In S v Gayiya 2016 (2) SACR 165 (SCA) this court, referring to Chala v DPP, KwaZulu-Natal 2015 (2) SACR 283 (KZP) and the authorities discussed there, considered that where the regional magistrate had not sat with assessors, and the accused had not requested that the trial not proceed with assessors, the court was not properly constituted and that the convictions and sentences had to be set aside.

 

[11]     In the present matter, it is clear from the record of the proceedings that the appellant was not afforded an opportunity by the magistrate to decide whether to request that the trial proceed with or without assessors before he was asked to plead. It is common cause that there was non-compliance with the proviso to s 93ter (1) of the Act in that no assessors were appointed in terms of the proviso to the section and the appellant did not waive his right to such appointment. This is a fatal misdirection which vitiates the proceedings. The State properly conceded the point and accepted that the conviction and sentence should be set aside and the appellant immediately released from prison. The appeal must therefore succeed. "

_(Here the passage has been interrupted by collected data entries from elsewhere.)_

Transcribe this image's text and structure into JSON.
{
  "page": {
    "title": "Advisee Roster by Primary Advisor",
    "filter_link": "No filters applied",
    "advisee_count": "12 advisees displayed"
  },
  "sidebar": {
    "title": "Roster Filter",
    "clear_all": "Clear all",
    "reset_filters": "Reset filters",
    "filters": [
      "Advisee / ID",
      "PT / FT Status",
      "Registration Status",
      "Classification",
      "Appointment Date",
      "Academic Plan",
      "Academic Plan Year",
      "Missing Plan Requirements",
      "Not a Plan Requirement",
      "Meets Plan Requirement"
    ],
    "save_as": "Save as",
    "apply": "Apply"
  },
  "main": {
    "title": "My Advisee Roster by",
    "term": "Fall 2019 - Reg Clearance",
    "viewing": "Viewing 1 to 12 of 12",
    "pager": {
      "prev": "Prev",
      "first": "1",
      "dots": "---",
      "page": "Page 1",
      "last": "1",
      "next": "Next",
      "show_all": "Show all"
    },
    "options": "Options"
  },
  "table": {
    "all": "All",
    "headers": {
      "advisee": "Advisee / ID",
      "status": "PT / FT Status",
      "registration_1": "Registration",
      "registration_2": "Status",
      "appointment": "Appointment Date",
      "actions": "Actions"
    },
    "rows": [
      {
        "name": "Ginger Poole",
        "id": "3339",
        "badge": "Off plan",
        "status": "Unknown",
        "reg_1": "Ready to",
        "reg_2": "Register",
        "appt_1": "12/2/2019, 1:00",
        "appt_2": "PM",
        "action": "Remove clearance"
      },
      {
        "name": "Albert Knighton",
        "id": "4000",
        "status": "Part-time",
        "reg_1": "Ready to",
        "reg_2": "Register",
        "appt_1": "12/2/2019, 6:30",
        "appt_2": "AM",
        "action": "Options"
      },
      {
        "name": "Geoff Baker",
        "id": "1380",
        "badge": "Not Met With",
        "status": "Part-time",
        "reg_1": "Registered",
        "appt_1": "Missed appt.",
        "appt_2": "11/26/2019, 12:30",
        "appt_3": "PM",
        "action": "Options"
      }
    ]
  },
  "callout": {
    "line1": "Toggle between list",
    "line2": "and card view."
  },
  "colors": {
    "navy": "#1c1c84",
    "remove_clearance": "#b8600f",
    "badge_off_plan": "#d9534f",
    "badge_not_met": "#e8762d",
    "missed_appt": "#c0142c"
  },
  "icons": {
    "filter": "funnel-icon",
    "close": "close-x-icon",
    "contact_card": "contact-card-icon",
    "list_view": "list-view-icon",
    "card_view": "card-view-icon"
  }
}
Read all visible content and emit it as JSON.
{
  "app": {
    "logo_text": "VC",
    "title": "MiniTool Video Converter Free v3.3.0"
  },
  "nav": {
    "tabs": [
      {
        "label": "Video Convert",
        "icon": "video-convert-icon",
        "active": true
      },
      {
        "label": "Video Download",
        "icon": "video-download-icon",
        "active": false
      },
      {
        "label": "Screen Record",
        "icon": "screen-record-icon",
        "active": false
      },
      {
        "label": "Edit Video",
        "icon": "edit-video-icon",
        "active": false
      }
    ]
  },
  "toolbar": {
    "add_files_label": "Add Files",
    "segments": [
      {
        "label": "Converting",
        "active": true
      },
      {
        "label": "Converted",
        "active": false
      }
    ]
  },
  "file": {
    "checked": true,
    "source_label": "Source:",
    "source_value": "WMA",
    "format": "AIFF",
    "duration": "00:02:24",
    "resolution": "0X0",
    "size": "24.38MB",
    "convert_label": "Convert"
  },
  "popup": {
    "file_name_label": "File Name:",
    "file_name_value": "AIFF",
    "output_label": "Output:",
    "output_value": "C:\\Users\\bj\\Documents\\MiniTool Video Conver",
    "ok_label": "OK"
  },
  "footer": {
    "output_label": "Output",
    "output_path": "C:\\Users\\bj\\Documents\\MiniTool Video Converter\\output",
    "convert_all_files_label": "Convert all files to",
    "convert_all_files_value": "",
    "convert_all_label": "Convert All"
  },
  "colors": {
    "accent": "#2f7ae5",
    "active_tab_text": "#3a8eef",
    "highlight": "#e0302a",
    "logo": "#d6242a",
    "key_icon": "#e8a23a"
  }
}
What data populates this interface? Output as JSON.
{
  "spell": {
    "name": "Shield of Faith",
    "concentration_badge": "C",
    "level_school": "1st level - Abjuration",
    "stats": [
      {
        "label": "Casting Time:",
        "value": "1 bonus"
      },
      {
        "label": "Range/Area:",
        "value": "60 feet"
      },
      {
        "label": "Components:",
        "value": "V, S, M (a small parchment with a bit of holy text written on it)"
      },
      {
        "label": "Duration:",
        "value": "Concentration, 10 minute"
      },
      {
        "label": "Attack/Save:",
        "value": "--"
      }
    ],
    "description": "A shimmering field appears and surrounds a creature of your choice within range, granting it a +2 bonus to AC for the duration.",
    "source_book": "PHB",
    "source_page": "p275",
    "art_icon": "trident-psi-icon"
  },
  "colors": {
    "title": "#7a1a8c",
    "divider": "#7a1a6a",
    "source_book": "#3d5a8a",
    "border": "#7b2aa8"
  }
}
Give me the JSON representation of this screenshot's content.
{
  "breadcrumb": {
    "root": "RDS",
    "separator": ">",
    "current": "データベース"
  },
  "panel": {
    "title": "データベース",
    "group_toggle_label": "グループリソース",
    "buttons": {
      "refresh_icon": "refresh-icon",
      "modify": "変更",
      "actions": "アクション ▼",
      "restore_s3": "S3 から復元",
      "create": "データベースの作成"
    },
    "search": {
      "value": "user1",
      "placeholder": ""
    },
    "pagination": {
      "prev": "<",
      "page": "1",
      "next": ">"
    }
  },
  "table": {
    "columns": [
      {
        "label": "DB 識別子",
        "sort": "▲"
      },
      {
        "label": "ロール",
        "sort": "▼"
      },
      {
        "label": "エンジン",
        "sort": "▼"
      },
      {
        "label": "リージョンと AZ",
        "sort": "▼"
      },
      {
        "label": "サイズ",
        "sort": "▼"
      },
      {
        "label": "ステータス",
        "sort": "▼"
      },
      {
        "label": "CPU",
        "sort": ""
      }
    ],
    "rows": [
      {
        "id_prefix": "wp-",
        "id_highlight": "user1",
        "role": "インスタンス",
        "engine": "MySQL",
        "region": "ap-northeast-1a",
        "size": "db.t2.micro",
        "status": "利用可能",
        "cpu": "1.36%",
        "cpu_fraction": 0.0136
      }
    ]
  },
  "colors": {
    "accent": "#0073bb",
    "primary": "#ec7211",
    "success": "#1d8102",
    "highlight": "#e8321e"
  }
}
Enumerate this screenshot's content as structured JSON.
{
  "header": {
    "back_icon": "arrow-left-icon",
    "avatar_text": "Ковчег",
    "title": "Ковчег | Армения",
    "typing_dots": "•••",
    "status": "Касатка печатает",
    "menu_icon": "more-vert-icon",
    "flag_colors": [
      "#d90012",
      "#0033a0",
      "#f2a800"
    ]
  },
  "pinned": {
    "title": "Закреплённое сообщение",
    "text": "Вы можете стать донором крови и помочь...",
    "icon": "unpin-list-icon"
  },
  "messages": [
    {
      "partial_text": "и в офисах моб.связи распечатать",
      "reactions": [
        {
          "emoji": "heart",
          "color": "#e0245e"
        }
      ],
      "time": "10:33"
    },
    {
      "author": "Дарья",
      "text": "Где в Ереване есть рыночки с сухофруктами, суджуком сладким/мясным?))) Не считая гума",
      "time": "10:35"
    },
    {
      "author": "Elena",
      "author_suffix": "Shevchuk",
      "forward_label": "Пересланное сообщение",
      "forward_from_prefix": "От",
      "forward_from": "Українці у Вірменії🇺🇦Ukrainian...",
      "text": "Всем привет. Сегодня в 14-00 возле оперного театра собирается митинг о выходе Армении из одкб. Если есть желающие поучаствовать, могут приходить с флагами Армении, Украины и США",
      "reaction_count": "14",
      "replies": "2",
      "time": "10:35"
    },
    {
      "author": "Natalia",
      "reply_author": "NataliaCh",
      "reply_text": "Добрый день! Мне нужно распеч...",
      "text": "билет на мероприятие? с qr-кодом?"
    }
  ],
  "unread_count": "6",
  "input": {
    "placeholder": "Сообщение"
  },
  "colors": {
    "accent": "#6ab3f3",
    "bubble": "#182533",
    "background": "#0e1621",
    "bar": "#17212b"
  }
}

(my emphasis and underlining)

 

[16]  In Tsietsi Mmusi v The State (Case No: CA55/2020), an unreported judgment of this Division, Petersen J postulates the following on the application of section 93ter at paragraphs [11], [13] and [14]:

 

"[11] The trial record reads as follows on the issue of the appointment of assessors:

 

"COURT: Part lI schedule 2. Let us deal with the assessors first. In your opinion, is there any need for assessors in this matter?

PROSECUTOR: No.

MR TLATSANA: None Your Worship.

COURT: Okay. I am of the opinion that it is not expedient in the administration of justice to have assessors appointed to assist this court. Part Il schedule 2. Right. If this court convicts you of the offence of murder sir, then a term of imprisonment for a first offender of 15 years shall be, of not less than 15 years shall be imposed upon you. For a second offender it is not less than 20 years. For a third and subsequent offender of not less than 25 years. Do you understand?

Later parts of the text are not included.